L’incontro si palesa nella sua rete dalla trama senza fine, determinando cambiamenti e generando nuove consapevolezze. La parola al corpo, nel suo dialogare con la musica della propria anima, che sceglie di condividersi, di rischiare per la libertà.

Round trip si sviluppa lungo un percorso in crescendo, che mostra come il linguaggio corporeo possa generare energia che sa di vita. La presa di coscenza si concretizza nella messa in scena di anime che si liberano nella naturale condivisione della propria personalità. La coreografia si compone di corpi che si abbandonano al suono diventando strumenti musicali di un’orchestra vivente, diretta da un personaggio carico di estrema ambiguità. Un uomo, nè troppo giovane nè troppo adulto, forse uno psichiatra oppure uno psicopatico, portatore di ordine e disordine secondo tempistiche ben precise, nell’ossessiva ricerca di una qualche forma di equilibrio.

Protagonista di Round trip è l’hip hop, un vero e proprio stile di vita che nasce dalla necessità di rottura con un mondo in perenne conflitto, esprimendo, in tutte le sue forme, l’esigenza di far sentire il proprio pensiero e la gioia di sentirsi parte di un cerchio fatto di scambi di energia e condivisione. Un linguaggio aperto e comprensibile da tutti, il perfetto riassunto della presa di coscienza. Un puro e semplice inno alla vita.
La danza si esprime in una contaminazione di stili: breaking, modern contemporary, elementi di tango argentino e body percussion, raccontano della conoscenza fra due anime che, amalgamandosi, accrescono la propria consapevolezza, che profuma di libertà.

Durante lo spettacolo, l’eco di una voce di donna che sussurra regole di vita come fossero frasi da manuale, è una costante fuoricampo che rimbomba nelle orecchie con cadenza maniacale.
Concetti, appunti di viaggio, regole, ancore di salvataggio.
Nel delirio del cambiamento appare la cantante a piedi scalzi, una presenza eterea, rassicurante per certi versi. Quella che durante la scena iniziale si aggira per la sala cercando di stare in equilibrio su di un filo immaginario, con quel suo fare superior, ma reale.
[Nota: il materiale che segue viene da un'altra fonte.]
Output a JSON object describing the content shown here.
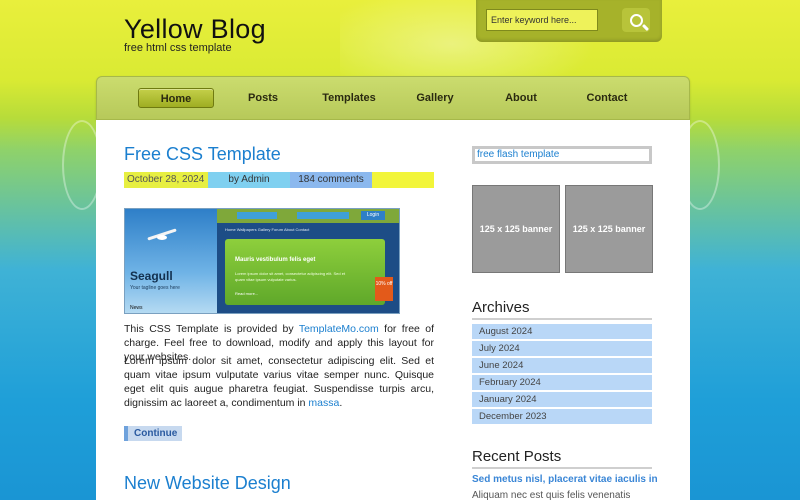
{
  "site": {
    "title": "Yellow Blog",
    "tagline": "free html css template"
  },
  "search": {
    "placeholder": "Enter keyword here...",
    "value": "Enter keyword here..."
  },
  "nav": {
    "items": [
      {
        "label": "Home",
        "active": true
      },
      {
        "label": "Posts",
        "active": false
      },
      {
        "label": "Templates",
        "active": false
      },
      {
        "label": "Gallery",
        "active": false
      },
      {
        "label": "About",
        "active": false
      },
      {
        "label": "Contact",
        "active": false
      }
    ]
  },
  "posts": [
    {
      "title": "Free CSS Template",
      "date": "October 28, 2024",
      "author": "by Admin",
      "comments": "184 comments",
      "image": {
        "bird_caption": "Seagull",
        "bird_sub": "Your tagline goes here",
        "news_label": "News",
        "field_label_1": "Username",
        "field_label_2": "Password",
        "login_label": "Login",
        "menu_text": "Home   Wallpapers   Gallery   Forum   About   Contact",
        "panel_title": "Mauris vestibulum felis eget",
        "panel_text": "Lorem ipsum dolor sit amet, consectetur adipiscing elit. Sed et quam vitae ipsum vulputate varius.",
        "panel_more": "Read more...",
        "badge": "10% off"
      },
      "para1_before": "This CSS Template is provided by ",
      "para1_link": "TemplateMo.com",
      "para1_after": " for free of charge. Feel free to download, modify and apply this layout for your websites.",
      "para2_before": "Lorem ipsum dolor sit amet, consectetur adipiscing elit. Sed et quam vitae ipsum vulputate varius vitae semper nunc. Quisque eget elit quis augue pharetra feugiat. Suspendisse turpis arcu, dignissim ac laoreet a, condimentum in ",
      "para2_link": "massa",
      "para2_after": ".",
      "continue_label": "Continue"
    },
    {
      "title": "New Website Design"
    }
  ],
  "sidebar": {
    "flash_link": "free flash template",
    "banners": [
      "125 x 125 banner",
      "125 x 125 banner"
    ],
    "archives": {
      "heading": "Archives",
      "items": [
        "August 2024",
        "July 2024",
        "June 2024",
        "February 2024",
        "January 2024",
        "December 2023"
      ]
    },
    "recent": {
      "heading": "Recent Posts",
      "first_title": "Sed metus nisl, placerat vitae iaculis in",
      "first_text": "Aliquam nec est quis felis venenatis"
    }
  },
  "colors": {
    "link": "#1b7fcf",
    "nav_active": "#9fad22",
    "archive_bg": "#b9d7f7",
    "meta_date": "#e7ef41",
    "meta_author": "#7fd0f0",
    "meta_comments": "#8bb8ee"
  }
}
Il canto la descrive, carico dell’emozione di parole appartenenti al suo reale vissuto. un dialogo con la danza che si racconta attraverso una coreografia di corpi incastrati ad una rete di elastici.
Nel silenzio prende forma l’intima melodia del monologo: racconta di evasione, storie, incontri, linguaggi universali, paure, tempo, scelte, consapevolezze, cerchi, senso.

Il mondo di round trip è carico di simbologie, si esprime nei gesti, nelle immagini, nelle parole, per poi concludersi in una danza fatta di lingua dei segni: Prigione, Deserto, Menti libere, Condivisione, Obiettivi. Parole di vita che ci rendono parte di un tutto.
Le luci si spengono e il palco è pieno di dipinti: la pittura, che domina sin dall’inizio la scena con delle grandi tele bianche raffiguranti disegni geometrici espressione di vita, chiude lo spettacolo mostrando un’immagine di corpi privi di una parte incastrati in una cornice.
La voce fuori campo conclude la storia e sussurra ”punto”.
Una chiusura che sa di porta spalancata verso una curiosità, una tentazione, una speranza in più.
Round trip si conclude consumando l’ultimo granello di una clessidra che può essere girata e ricominciare a svuotarsi per colmare un’altra parte di sè.